Turning towards IIT flyover, Mr Choudhary says, “We’re going to Select Citywalk.” “At 11pm, you get the most stick pickups in the malls of Rajouri Garden, Saket, Vasant Vihar and Gurgaon.”
In cabbie speak, the ‘stick pickup’ refers to customers who hail the cab on the road, while the ‘bidding pickup’ means getting a customer who has made a booking through the car company’s call centre.
Mr Choudhary’s seat faces the GPS-enabled small screen of the Mobile Data Terminal that blinks every time a prospective customer in a nearby neighbourhoods calls a cab. There could be many drivers in the same vicinity; the ‘bid’ that has to be accepted within 30 seconds goes to the driver who presses the button first. On Friday nights, Mr Chowdhury gets around six bids, which net him about Rs 4,000.
He steers the wheel left at Chattarpur crossing. The traffic lights are blinking orange. “Once I got a pickup from Gurgaon’s Sahara mall. The boy and girl had just come out of the disco. They were returning to Punjabi Bagh. By the time we crossed Mahipalpur they were exchanging jhappis (hugs). I was watching them in the rearview mirror. Soon they started kissing. I politely asked them to sit at a distance from each other. The boy said, “Are you jealous?” I said, “Look, there are five cameras in this car and a video is being made of whatever you both are doing.”” The couple instantly disentangled.
Delhi’s traditional cab culture is one of neighbourhood taxi stands manned by drivers known to the nearby families. A young woman might think twice before getting cosy with her boyfriend if the driver knows her dad. The new cab services, professional and impersonal, offer a measure of anonymity.
11 pm. A mall in Saket. A queue of Accords, Honda Citys, Hyundai Vernas, Mercedes-Benzes, and Audis is snaking towards to the underground parking. A handsome young man with long hair and rippling arm muscles is standing at the auto rickshaw stand, his eyes are darting around. A middle-aged woman in a salwar kameez steps out from a chauffer-driven red Accord. Talking on the cell phone, her puffed eyes briefly take in the man, who gets onto his phone. The woman crosses the road towards Khirki Village. The man follows. Putting away their phones, they chat together.
A tall well-built foreign man approaches us. Mr Chowdhury starts the cab and gets moving. “It’s risky to have a single man for stick pick-ups, especially on Fridays. They are drunk and sometimes refuse to pay.”

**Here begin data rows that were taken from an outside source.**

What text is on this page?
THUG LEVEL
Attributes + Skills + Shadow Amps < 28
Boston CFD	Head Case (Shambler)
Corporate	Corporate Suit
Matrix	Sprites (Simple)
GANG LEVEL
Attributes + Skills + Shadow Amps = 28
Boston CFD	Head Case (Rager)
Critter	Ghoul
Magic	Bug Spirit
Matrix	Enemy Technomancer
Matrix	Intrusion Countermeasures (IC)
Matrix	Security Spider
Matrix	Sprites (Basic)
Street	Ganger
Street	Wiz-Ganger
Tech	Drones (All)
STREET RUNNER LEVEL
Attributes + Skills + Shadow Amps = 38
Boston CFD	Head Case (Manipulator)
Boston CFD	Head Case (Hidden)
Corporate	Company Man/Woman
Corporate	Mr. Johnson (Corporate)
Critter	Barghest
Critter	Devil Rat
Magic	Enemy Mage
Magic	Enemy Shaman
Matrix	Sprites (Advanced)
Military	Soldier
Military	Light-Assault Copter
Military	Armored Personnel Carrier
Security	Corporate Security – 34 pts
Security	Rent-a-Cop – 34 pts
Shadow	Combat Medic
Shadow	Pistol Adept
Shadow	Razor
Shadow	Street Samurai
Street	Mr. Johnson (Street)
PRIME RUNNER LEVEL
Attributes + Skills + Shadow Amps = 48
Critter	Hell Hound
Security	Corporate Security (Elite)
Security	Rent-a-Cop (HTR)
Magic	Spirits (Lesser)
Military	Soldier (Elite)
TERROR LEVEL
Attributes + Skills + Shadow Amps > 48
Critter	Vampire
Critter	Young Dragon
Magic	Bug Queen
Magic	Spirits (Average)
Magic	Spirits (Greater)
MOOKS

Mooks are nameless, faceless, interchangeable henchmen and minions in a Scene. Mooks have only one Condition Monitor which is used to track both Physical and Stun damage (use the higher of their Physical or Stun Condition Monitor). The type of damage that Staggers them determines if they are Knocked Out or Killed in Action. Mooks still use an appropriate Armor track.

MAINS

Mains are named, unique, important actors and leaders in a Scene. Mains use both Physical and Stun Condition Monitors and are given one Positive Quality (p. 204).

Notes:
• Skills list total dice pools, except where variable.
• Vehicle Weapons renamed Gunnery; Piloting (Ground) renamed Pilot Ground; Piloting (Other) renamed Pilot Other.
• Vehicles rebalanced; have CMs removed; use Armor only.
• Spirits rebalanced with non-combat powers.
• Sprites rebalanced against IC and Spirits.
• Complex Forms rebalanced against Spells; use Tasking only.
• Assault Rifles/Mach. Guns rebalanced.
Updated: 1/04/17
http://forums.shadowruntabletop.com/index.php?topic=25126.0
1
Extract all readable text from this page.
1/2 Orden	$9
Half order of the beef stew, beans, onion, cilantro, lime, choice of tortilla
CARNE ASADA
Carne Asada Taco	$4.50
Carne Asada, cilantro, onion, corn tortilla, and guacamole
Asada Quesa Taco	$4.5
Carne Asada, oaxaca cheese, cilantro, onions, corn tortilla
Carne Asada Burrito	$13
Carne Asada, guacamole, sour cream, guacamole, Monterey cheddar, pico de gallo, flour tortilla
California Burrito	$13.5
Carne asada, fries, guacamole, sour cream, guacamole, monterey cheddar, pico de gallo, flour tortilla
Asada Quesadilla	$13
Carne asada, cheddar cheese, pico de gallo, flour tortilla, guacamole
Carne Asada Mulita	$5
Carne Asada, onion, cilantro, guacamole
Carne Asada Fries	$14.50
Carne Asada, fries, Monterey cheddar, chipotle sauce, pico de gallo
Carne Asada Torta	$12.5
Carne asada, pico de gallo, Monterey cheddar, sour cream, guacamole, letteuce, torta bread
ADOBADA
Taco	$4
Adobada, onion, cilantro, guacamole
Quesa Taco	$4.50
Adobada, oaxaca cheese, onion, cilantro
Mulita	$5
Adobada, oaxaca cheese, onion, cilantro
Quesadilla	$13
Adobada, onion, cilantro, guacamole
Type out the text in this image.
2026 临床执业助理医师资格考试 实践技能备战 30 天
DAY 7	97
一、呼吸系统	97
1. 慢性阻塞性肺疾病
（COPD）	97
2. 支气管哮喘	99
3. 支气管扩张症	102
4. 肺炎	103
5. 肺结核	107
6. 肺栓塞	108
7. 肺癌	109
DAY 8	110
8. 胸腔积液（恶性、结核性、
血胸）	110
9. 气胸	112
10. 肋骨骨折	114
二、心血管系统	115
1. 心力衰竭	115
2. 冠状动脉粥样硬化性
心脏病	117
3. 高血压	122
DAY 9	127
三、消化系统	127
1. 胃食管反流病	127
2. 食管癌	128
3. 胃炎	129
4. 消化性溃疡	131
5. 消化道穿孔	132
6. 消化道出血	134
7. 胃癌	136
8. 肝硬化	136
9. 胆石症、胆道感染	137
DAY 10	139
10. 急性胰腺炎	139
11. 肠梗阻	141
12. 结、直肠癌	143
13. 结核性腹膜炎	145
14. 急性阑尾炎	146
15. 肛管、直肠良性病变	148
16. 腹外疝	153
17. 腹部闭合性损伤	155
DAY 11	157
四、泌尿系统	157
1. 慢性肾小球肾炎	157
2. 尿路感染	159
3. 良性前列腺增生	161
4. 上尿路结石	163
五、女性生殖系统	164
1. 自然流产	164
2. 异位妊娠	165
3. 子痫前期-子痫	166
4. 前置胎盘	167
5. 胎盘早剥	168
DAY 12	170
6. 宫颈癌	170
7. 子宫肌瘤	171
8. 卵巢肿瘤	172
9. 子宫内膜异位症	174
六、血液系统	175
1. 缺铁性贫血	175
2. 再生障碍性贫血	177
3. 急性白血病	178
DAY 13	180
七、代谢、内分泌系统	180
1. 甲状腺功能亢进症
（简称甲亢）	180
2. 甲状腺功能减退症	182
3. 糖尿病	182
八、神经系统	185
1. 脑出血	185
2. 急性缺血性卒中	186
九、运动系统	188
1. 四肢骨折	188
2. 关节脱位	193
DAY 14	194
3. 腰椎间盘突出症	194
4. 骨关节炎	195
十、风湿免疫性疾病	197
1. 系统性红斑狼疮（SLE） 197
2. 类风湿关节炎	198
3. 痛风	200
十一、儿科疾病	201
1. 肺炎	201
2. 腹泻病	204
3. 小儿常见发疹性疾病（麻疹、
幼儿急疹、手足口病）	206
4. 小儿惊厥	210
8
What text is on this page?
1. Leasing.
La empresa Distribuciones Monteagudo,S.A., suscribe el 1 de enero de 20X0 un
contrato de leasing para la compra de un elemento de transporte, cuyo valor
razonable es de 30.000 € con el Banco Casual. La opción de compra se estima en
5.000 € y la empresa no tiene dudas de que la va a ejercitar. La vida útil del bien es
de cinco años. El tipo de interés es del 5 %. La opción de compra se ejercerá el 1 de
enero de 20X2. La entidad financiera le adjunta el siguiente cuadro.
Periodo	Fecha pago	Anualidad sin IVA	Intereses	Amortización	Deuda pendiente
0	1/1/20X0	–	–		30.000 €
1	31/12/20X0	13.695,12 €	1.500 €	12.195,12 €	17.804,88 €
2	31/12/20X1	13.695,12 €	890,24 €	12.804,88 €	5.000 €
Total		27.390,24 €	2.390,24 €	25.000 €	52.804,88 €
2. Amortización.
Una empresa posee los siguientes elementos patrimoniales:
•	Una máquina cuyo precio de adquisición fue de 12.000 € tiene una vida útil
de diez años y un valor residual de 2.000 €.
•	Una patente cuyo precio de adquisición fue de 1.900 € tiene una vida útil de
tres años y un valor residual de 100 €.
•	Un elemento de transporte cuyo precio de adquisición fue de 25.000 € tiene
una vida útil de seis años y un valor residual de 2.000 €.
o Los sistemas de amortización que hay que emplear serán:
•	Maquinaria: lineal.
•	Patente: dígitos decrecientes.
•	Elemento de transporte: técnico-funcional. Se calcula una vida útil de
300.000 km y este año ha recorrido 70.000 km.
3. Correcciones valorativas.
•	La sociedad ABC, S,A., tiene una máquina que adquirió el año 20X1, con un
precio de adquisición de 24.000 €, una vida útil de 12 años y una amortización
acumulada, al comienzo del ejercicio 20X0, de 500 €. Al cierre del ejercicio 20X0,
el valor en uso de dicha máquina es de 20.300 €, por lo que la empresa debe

11.37 pm. Mr Chowdhury parks the car in front of DT mall. I step out and stand under a tree next to a bus stop. A girl in jeans, tank top and high heels is walking down the road. She stops, climbs the pavement, and stands a few feet away from the tree. While mumbling into her cell phone, she is continuously staring at me, with a sense of urgency.
Back in the car, Mr Choudhury says, “At this hour you’ll find many girls here looking for men to make some pocket money. Once a foreigner collected a woman here and hired my cab. He directed me to a highway guesthouse in Gurgaon and asked me to wait. After two hours, I dropped the girl at her apartment complex in Munirika and the foreigner in Vasant Vihar.”
11.50 pm. On the way to PVR Saket multiplex. The cab runs through residential neighbourhoods. Some stretches are traffic-free. The bungalows are in darkness and the guards in the cabins are reduced to silhouettes.
Midnight. The road outside PVR Saket is bathed in an orange glow. Five girls are chatting outside the cinema’s box office. The adjacent pizza outlet is closing for the day. A couple of shadowy figures are flitting about the plaza. Sounds of laughter are coming from somewhere. Radio cabs are waiting for the movie show to end.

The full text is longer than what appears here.